Each mess formed one bed; they would spread down on the ground one half
of the blankets, reserving the other half for covering. The covering blankets
were fastened together by skewers, to prevent them from slipping apart.
Thus prepared, the whole party crouched down together with their rifles
in their arms, and their pouches under their heads for pillows; lying spoon
fashion, with three heads one way and four the other, their feet extending
to about the middle of their bodies. When one turned the whole mess turned,
or else the close range would be broken and the cold let in. In this way
they lay till broad daylight, no noise and scarce a whisper being uttered
during the night. When it was perfectly light, Massie would call up two
of the men in whom he had most confidence, and send them to reconnoiter
and make a circuit around the fires, lest an ambuscade might be formed by
the Indians to destroy the party as they returned to the fires. This was
an invariable custom in every variety of weather. Self-preservation required
this circumspection. Some time after this, while surveying on Caesar's Creek,
his men attacked a party of Indians, and the savages broke and fled.
After the defeat of the Indians by Wayne, the surveyors were not interrupted by the Indians; but on one of their excursions, still remembered as "the starving tour," the whole party, consisting of twenty-eight men, suffered extremely In a driving snow-storm for about four days. They were in a wilderness, exposed to this severe storm, without hut, tent or covering, and what was still more appalling, without provision and without any road or even track to retreat on, and were nearly one hundred miles from any place of shelter. On the third day of the storm, they luckily killed two wild turkeys, which were boiled and divided into twenty-eight parts, and devoured with great avidity, heads, feet, entrails and all.

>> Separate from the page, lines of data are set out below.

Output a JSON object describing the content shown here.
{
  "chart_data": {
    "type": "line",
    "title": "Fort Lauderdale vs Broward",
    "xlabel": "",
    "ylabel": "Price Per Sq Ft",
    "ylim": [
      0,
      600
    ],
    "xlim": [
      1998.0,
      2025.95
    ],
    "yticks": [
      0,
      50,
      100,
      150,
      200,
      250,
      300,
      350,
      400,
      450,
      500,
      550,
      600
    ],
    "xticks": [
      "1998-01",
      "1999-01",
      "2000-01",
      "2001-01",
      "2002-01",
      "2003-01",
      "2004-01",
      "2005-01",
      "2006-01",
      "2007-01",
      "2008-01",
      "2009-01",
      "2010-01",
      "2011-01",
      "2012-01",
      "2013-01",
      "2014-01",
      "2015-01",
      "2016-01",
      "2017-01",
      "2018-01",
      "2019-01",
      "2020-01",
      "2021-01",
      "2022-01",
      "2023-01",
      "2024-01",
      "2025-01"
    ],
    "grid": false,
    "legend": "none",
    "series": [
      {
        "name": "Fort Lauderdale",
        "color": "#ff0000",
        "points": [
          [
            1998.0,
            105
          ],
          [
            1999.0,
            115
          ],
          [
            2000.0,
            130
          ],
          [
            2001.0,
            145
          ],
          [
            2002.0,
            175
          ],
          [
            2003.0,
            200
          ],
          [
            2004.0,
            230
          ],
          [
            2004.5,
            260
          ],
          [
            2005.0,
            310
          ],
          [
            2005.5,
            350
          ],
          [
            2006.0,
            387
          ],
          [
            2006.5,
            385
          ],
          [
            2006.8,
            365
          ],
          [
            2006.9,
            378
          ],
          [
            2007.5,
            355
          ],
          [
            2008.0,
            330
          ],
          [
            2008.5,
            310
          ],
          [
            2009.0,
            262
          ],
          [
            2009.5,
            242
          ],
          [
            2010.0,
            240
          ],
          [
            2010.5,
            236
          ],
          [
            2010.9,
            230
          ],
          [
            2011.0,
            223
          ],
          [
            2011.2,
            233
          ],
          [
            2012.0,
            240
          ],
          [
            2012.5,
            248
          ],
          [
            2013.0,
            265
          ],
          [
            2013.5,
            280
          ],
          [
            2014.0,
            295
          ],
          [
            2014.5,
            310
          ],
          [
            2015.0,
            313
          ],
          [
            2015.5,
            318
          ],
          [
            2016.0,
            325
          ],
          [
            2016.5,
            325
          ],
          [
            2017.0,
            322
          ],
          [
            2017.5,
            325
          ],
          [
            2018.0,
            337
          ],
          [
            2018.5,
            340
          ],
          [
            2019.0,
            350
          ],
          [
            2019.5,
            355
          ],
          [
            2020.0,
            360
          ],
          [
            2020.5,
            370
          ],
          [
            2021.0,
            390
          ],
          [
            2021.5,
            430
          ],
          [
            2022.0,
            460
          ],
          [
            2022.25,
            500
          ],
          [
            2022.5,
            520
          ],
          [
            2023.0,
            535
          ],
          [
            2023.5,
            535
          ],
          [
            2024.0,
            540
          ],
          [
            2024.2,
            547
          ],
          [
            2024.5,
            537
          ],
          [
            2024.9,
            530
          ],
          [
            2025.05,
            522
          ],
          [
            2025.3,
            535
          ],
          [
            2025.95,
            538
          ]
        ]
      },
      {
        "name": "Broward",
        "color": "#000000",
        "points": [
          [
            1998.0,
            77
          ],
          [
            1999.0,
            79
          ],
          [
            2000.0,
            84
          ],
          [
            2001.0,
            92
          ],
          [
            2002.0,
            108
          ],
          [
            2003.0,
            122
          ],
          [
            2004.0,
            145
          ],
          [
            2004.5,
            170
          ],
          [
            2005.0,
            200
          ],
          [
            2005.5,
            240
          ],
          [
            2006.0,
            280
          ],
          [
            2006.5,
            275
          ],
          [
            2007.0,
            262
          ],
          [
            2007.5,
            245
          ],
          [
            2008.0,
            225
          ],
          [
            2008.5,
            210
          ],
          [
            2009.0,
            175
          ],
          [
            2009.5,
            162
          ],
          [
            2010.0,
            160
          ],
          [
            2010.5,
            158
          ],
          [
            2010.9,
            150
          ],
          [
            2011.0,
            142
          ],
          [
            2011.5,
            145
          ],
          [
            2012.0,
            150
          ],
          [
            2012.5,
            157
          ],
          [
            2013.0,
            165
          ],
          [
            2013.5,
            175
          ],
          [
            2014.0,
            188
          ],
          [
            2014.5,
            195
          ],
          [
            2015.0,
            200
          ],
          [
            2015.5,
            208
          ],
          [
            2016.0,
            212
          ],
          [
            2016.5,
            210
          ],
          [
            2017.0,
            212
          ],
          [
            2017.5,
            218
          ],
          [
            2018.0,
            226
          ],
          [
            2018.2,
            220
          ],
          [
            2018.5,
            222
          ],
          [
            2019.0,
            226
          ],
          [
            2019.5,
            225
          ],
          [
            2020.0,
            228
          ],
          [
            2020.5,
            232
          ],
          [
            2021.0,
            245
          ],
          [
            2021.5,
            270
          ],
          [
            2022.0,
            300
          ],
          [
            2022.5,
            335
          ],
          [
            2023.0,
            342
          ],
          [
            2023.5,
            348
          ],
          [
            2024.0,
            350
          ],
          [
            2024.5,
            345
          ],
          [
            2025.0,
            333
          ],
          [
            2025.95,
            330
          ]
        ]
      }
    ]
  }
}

The dangers of exploration and survey on the west side of the Little Miami were not less. John Filson, who was interested in laying out Cincinnati and who coined the word Losanteville as the name of the projected city, was killed in the winter of 1788-89. He had gone up the Miami Valley some thirty or forty miles with Judge Symmes and others, and, for some cause not now known, left the party for the purpose of returning to the Ohio, and was murdered by the Indians. In the same winter a surveying party was attacked and two men killed. A surveyor named Abner Hunt was killed in the season of 1790-91.